Almada ya había avisado en su presentación de que quería un equipo agresivo y su idea se dejó ver desde el inicio. El Oviedo llevó la iniciativa en la primera mitad y el Celta apenas se sintió cómodo, sobre todo ante los constantes centros al área, una seña de identidad de los equipos del técnico uruguayo.

Sin embargo, el dominio volvió a ser estéril. Los azules evidenciaron, una vez más, su enorme falta de pegada, incapaces de transformar esa ligera superioridad en ocasiones claras. Con el paso de los minutos, el conjunto de Claudio Giráldez fue creciendo y terminó el primer acto mejor plantado, aunque el marcador no se movió. El descanso llegó con el mismo 0-0 inicial.

La segunda parte no trajo cambios ni en el juego ni en el resultado. El luminoso permaneció inmóvil y el Oviedo alargó una sequía goleadora que ya se extiende durante tres meses, un registro que lo sitúa como uno de los equipos con peor rendimiento ofensivo del campeonato.

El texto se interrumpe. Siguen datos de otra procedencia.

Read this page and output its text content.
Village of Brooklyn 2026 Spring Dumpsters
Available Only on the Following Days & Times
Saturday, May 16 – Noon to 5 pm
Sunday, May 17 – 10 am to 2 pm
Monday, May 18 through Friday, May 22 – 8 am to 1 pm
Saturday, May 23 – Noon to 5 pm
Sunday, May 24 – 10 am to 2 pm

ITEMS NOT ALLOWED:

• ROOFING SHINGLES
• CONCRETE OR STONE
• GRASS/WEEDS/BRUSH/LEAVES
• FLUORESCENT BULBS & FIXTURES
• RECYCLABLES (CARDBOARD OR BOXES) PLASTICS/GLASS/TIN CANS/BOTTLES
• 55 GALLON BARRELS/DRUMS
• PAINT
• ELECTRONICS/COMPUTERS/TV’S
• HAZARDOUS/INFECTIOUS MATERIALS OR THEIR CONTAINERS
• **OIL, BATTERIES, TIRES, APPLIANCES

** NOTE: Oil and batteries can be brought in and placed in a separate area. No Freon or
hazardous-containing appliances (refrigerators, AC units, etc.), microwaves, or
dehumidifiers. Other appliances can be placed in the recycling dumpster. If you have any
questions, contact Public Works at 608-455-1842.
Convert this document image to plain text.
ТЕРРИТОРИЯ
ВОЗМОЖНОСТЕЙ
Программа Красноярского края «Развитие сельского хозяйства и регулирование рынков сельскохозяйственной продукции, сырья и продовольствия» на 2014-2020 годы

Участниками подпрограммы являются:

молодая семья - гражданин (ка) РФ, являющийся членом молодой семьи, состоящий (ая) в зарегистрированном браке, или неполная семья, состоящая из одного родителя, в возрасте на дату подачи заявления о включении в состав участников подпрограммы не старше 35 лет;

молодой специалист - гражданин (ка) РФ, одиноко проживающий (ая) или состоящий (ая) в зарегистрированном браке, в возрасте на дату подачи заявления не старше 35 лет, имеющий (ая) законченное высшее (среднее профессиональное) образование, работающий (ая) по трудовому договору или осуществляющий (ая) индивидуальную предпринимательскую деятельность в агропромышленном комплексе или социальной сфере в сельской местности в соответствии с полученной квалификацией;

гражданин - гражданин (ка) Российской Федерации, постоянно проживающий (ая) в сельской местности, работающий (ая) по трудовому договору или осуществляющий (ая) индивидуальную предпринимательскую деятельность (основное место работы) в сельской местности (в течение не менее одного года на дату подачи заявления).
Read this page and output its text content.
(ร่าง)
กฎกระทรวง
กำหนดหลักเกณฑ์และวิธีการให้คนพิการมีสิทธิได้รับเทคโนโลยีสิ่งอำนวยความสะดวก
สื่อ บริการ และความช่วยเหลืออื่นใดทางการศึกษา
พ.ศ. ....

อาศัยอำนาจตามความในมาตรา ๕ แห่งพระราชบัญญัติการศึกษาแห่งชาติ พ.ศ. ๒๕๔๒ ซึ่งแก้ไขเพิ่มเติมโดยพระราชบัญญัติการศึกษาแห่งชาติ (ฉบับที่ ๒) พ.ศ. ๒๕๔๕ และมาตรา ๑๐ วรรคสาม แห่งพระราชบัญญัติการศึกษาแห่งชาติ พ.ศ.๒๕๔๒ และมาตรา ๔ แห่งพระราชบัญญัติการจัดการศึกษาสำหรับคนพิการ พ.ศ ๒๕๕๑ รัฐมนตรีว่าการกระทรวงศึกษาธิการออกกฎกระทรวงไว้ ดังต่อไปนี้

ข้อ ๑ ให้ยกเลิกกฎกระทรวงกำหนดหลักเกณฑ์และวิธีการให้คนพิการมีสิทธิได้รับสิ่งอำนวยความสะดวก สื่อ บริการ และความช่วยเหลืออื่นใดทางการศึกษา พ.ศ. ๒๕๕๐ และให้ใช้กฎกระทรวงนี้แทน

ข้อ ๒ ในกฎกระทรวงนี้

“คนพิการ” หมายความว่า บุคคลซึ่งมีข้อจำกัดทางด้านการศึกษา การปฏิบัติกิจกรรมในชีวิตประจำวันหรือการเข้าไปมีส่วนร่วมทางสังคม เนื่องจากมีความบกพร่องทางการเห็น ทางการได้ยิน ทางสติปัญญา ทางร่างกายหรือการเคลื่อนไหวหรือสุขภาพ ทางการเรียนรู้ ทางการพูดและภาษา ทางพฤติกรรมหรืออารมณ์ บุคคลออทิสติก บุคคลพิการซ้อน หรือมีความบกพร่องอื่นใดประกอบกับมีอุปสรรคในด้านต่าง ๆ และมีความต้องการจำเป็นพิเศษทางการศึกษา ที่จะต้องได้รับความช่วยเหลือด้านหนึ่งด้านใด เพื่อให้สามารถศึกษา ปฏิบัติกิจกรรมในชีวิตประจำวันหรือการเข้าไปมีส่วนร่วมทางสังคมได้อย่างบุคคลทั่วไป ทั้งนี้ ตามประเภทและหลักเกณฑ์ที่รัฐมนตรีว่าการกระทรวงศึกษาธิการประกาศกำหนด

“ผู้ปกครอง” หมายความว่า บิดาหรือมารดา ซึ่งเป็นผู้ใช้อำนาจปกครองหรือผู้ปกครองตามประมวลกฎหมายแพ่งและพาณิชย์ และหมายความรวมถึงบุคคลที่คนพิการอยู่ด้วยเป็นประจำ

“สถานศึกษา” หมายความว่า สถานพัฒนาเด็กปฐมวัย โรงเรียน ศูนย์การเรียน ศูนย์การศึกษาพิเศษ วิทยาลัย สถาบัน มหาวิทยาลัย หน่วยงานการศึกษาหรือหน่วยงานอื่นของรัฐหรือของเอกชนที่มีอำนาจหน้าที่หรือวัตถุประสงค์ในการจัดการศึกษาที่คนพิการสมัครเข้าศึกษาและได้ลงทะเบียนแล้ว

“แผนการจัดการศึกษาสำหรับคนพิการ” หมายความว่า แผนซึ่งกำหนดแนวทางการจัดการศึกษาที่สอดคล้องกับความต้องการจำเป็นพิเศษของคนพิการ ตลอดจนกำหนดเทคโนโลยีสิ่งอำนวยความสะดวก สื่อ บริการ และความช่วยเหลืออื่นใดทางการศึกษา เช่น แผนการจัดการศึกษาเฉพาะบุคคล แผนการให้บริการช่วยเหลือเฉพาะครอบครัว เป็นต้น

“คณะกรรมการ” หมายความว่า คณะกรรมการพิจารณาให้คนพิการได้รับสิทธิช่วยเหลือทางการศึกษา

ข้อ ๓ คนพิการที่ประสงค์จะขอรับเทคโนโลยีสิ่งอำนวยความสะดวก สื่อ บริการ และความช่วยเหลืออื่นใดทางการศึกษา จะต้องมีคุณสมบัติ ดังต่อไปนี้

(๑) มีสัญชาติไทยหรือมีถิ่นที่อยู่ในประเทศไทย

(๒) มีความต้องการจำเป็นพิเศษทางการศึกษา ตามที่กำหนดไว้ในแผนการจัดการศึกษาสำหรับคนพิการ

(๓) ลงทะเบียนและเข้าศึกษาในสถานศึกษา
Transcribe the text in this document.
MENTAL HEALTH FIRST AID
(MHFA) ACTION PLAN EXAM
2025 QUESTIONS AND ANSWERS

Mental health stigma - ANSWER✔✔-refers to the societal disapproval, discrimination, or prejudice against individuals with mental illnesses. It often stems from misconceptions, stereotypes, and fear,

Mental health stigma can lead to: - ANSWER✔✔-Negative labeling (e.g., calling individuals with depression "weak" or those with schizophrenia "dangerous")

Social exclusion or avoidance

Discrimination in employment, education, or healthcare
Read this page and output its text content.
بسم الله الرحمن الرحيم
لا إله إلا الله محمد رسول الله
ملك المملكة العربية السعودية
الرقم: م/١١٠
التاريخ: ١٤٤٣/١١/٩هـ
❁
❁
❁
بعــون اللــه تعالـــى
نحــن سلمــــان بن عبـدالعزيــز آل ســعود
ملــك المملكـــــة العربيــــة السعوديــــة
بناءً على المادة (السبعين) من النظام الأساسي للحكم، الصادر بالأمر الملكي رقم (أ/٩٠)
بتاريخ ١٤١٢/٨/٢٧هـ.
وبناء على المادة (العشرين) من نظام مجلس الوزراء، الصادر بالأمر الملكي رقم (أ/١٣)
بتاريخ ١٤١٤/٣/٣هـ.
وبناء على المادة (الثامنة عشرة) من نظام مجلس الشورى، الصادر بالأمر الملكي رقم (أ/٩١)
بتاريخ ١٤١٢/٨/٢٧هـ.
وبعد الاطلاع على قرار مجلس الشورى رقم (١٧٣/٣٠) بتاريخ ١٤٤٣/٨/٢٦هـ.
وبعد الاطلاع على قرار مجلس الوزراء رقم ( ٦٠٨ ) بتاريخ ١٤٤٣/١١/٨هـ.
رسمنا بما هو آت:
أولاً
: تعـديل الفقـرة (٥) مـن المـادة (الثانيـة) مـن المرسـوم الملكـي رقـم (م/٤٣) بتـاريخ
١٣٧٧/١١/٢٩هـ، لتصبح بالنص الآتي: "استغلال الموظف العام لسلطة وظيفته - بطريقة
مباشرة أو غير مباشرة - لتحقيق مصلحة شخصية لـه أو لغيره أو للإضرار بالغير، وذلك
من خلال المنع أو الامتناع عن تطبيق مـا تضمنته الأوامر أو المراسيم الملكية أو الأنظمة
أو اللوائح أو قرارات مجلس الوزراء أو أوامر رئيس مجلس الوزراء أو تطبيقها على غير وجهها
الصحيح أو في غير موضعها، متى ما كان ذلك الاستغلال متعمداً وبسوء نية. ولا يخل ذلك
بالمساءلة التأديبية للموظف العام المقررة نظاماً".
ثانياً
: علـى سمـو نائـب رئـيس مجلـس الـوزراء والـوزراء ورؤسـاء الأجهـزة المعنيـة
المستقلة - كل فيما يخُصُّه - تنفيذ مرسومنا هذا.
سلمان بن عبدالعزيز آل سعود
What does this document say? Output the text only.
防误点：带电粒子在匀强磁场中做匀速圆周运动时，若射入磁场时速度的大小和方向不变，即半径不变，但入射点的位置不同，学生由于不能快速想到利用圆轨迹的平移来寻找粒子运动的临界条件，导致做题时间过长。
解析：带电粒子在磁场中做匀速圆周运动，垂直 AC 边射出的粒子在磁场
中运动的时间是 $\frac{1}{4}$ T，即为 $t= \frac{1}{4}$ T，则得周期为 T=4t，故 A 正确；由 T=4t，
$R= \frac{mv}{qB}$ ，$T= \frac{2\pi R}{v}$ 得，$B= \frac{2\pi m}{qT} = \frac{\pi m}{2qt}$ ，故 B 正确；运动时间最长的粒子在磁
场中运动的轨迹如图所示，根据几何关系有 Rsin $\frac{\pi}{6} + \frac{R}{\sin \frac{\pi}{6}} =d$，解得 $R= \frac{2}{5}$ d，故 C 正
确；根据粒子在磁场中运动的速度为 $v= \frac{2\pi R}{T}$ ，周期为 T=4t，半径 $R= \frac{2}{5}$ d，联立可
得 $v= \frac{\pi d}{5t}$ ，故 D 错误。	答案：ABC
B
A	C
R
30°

La llegada de Guillermo Almada, al menos de momento, no ha sido suficiente para revertir la dinámica, y todo apunta a que el club deberá acudir al mercado si quiere encontrar el gol que ahora mismo no tiene.

El empate tampoco resulta especialmente beneficioso para el Celta, que sigue peleando por acercarse a los puestos europeos, aunque tras este encuentro se mantiene a solo dos puntos de la sexta plaza.